In so holding we repudiated the doctrine of the Pierce case wherein it was determined that compensation was only allowable for injury or death produced or contributed by an accident. It was determined and held that the death was accidental. The about-face was far from being capricious in that the new interpretation was in harmony with the early English cases on the subject and particularly with the declaration in Clover, Clayton & Co. v. Hughes (1910), A.C. 242, 3 B.W.C.C. 775, wherein Lord MacNaghten said that "* * `injury by accident' meant nothing more than `accidental injury'," and the majority of cases in this country following the English rule. See Larson's "The Law of Workmen's Compensation", Vol. 1, Section 38.20. This majority with which we concur hold that when usual exertion leads to something actually breaking or letting go with an obvious sudden organic or structural change in the body the injury is accidental. We so held in Phelps Dodge Corporation v. De Witt, 1945, 63 Ariz. 379, 162 P.2d 605. This case presented the situation of an employee accustomed to hard labor who in picking up a tire and rim weighing 70 to 100 pounds and throwing it into a truck immediately suffered a dislocated or hemorrhaged cervical cord, resulting in temporary partial paralysis. The wholly unexpected internal disabling disarrangement was the accident.

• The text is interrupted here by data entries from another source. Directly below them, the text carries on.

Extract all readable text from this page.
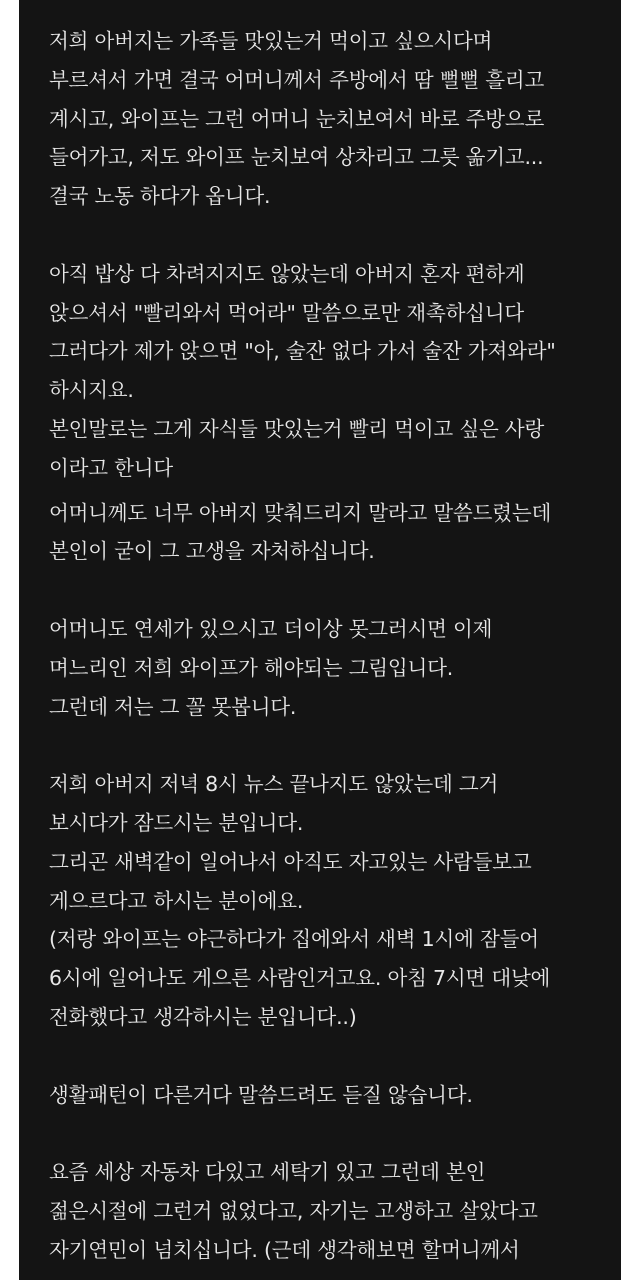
저희 아버지는 가족들 맛있는거 먹이고 싶으시다며
부르셔서 가면 결국 어머니께서 주방에서 땀 뻘뻘 흘리고
계시고, 와이프는 그런 어머니 눈치보여서 바로 주방으로
들어가고, 저도 와이프 눈치보여 상차리고 그릇 옮기고...
결국 노동 하다가 옵니다.
아직 밥상 다 차려지지도 않았는데 아버지 혼자 편하게
앉으셔서 "빨리와서 먹어라" 말씀으로만 재촉하십니다
그러다가 제가 앉으면 "아, 술잔 없다 가서 술잔 가져와라"
하시지요.
본인말로는 그게 자식들 맛있는거 빨리 먹이고 싶은 사랑
이라고 한니다
어머니께도 너무 아버지 맞춰드리지 말라고 말씀드렸는데
본인이 굳이 그 고생을 자처하십니다.
어머니도 연세가 있으시고 더이상 못그러시면 이제
며느리인 저희 와이프가 해야되는 그림입니다.
그런데 저는 그 꼴 못봅니다.
저희 아버지 저녁 8시 뉴스 끝나지도 않았는데 그거
보시다가 잠드시는 분입니다.
그리곤 새벽같이 일어나서 아직도 자고있는 사람들보고
게으르다고 하시는 분이에요.
(저랑 와이프는 야근하다가 집에와서 새벽 1시에 잠들어
6시에 일어나도 게으른 사람인거고요. 아침 7시면 대낮에
전화했다고 생각하시는 분입니다..)
생활패턴이 다른거다 말씀드려도 듣질 않습니다.
요즘 세상 자동차 다있고 세탁기 있고 그런데 본인
젊은시절에 그런거 없었다고, 자기는 고생하고 살았다고
자기연민이 넘치십니다. (근데 생각해보면 할머니께서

Of course the usual or unusual exertion must be of such quality or character and substance as to convince the fact-finding body that the injury can be traced thereto with such reasonable assurance that it can be said that the work or energy put forth caused or contributed to the injury. There must be a recognizable causal connection. The requirements of the statute will not be fulfilled merely because the employee dies on the job while doing some casual or physically inconsequential thing such as was developed in Rowe v. Goldberg Film Delivery Lines, 1937, 50 Ariz. 349, 72 P.2d 432, where the employee suffered a spontaneous pneumothorax while leaning over to pick up two small packages.

We believe that the findings of the Commission in this case are on principle *154 justified by and within the principles laid down in the De Witt case. The contrary enunciations in Jones v. Industrial Commission, supra, are disapproved.

The award is affirmed.

UDALL, WINDES, PHELPS and STRUCKMEYER, JJ., concur.